TAKE THAT. WHO ARE THOSE THERE.
Everything looks suddenly frighteningly reassuring.
As if the gods were rummaging through their drawers for this brief
spell, which feels like rain to us, so one can imagine
humming a little song, nothing, for just this tiny interval,
behind one's back. But look, even as we feel free
to live as if in their absence, for just this little while,
look how our mania continues to strut, oblivious. Ours,
in spite of us. What is this we are?
Even the balconied-ones have their limits.
Tolerance. Boredom. One comes out to the edge now with a blue
wand,
I look up. Don't draw too close.
Do you think she has a different power. She waves
the thing. Others scamper away as she reaches the rail
and leans out over us. Waves and waves of blue
seem to scatter from the tip of her wand. "You
are fools" is said by the waves, but in another tongue.
"Anaesthesized by greed" is also let loose.
Some among us think they rise triumphant by just
drawing the next breath. As I tell you this
the stage grows very dark, I can hardly make her out.
The perspective is that of an American city, where one
is peering from street level to an unfindable upper floor.
A noisy place where it seems all of this
should have been long obvious to us from the start.
When "good" and "evil" had fresh paint on them,
performing for us on their various pedestals,
and you, you could look into any store window
and see the offspring of the two
right there, dead center, from any sidewalk,
a certain resemblance to some actor--waves now, waves rolling
eternally,
of men, some dead, some still alive, being swept in, being rammed in--
Agency! What is that? The drowned wash in to receive
their bullets, the living wash in to receive
theirs. They cannot really be told
apart. Not from up there where the firing originates.
Not from up there where it's a scene in a movie.

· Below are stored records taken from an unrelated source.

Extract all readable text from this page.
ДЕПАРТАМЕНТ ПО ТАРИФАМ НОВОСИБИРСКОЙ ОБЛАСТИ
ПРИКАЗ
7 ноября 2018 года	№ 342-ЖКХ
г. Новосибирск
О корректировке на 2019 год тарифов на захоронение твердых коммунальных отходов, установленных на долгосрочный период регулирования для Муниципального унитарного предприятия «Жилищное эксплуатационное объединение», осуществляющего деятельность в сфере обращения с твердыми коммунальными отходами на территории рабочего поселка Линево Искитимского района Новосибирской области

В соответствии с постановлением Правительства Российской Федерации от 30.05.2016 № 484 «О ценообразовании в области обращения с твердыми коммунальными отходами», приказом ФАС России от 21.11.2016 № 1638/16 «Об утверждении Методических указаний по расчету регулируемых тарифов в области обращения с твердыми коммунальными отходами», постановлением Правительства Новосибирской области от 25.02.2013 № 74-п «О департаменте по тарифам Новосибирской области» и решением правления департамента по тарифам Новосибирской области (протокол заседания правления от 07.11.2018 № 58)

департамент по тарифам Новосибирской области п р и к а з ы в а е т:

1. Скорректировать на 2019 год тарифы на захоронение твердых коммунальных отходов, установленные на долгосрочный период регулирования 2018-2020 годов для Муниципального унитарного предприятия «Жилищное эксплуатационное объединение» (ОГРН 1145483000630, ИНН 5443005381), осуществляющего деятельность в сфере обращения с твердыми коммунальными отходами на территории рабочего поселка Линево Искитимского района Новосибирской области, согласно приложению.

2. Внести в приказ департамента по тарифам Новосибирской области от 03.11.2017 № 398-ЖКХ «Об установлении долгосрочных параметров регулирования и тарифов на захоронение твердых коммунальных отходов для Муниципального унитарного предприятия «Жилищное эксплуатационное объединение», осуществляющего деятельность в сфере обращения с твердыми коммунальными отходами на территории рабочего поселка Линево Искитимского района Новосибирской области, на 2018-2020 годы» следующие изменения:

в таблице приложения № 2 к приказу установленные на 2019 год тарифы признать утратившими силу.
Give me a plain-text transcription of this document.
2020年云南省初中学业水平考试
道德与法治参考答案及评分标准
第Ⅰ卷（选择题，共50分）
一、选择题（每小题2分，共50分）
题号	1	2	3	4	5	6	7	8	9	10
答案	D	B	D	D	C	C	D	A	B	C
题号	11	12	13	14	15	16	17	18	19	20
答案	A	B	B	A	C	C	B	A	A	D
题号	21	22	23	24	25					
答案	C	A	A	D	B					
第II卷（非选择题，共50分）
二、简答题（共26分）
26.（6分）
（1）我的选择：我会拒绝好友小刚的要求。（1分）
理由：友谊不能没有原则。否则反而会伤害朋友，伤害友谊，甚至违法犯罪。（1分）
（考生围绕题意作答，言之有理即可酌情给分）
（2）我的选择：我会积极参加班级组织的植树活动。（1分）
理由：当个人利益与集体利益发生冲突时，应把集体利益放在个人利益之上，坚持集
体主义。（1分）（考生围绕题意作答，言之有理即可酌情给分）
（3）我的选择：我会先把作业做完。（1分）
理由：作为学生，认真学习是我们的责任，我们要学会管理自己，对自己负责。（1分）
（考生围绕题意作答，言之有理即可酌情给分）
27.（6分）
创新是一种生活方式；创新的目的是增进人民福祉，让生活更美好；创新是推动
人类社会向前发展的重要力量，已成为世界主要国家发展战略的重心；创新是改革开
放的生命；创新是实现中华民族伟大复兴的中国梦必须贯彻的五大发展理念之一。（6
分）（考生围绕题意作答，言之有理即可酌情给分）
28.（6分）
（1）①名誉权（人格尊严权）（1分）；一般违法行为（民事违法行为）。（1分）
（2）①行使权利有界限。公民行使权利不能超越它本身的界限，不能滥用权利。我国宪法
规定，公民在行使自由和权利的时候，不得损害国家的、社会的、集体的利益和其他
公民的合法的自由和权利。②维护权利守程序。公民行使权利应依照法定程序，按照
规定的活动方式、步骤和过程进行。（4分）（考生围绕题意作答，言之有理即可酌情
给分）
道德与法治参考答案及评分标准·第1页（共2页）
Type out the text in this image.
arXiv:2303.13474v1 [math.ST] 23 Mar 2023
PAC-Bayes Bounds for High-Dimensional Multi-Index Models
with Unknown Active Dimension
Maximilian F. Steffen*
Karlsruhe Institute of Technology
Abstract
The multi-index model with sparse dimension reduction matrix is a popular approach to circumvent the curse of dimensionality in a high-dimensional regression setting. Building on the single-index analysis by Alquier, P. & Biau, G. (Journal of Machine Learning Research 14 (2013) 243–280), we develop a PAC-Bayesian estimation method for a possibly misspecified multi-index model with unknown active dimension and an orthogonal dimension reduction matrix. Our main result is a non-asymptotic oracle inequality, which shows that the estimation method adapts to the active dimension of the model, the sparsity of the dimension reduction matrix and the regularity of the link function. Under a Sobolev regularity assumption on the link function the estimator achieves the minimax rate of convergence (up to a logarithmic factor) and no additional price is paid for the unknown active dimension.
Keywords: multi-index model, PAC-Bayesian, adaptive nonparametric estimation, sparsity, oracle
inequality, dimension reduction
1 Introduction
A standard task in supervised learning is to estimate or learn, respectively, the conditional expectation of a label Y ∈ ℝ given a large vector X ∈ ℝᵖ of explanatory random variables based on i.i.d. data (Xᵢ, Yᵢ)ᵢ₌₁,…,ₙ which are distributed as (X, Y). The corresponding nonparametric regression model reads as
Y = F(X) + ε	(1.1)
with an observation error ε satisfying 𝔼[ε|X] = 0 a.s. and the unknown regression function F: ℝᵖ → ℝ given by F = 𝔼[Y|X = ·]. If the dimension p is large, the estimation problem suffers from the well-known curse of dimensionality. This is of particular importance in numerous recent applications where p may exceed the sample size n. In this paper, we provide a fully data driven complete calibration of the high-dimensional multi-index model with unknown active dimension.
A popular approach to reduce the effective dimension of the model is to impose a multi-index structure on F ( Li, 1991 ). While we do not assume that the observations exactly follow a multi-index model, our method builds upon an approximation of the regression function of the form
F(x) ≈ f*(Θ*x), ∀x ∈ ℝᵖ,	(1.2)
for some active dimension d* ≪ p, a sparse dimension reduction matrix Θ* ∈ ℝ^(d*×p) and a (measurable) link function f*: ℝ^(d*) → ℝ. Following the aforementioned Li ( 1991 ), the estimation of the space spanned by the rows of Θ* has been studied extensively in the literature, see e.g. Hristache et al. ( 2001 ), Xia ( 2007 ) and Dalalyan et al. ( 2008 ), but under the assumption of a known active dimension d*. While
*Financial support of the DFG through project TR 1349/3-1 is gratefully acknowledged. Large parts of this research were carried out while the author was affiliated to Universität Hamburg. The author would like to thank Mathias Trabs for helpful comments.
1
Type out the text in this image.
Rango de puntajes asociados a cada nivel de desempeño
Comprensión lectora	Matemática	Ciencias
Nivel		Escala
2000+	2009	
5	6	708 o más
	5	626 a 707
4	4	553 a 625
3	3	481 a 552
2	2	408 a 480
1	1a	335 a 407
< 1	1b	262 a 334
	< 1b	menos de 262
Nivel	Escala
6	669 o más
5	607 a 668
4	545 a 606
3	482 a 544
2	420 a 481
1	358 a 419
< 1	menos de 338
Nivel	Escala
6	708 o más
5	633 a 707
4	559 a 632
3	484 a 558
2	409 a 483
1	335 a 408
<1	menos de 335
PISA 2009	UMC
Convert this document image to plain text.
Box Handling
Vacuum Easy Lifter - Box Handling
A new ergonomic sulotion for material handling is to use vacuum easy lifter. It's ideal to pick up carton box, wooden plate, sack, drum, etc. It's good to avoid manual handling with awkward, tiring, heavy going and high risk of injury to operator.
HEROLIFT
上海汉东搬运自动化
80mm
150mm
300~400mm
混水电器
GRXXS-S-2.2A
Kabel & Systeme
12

There never was an alternative.
No one after a point could have stood up and walked
away
in fear. No. No fear. Not anymore. These are the givens:
poverty, greed, un-
expectedness. The bubble of the now being emitted from the
blossoming
then. That's all. Maybe disappearance--as of the moon
to the horror of the men already in dark.
And always the one, far away, sitting charred and absent-
minded, on his throne. And always an audience
for all this slaughter and laughter--
"later on." The last few decades at any given moment
a leaf that drops. Some twig left
bare. The change upon us. But the fall--the falling
of it
even after it is done--the fall: continues.
Because there is no way to get the killing to end.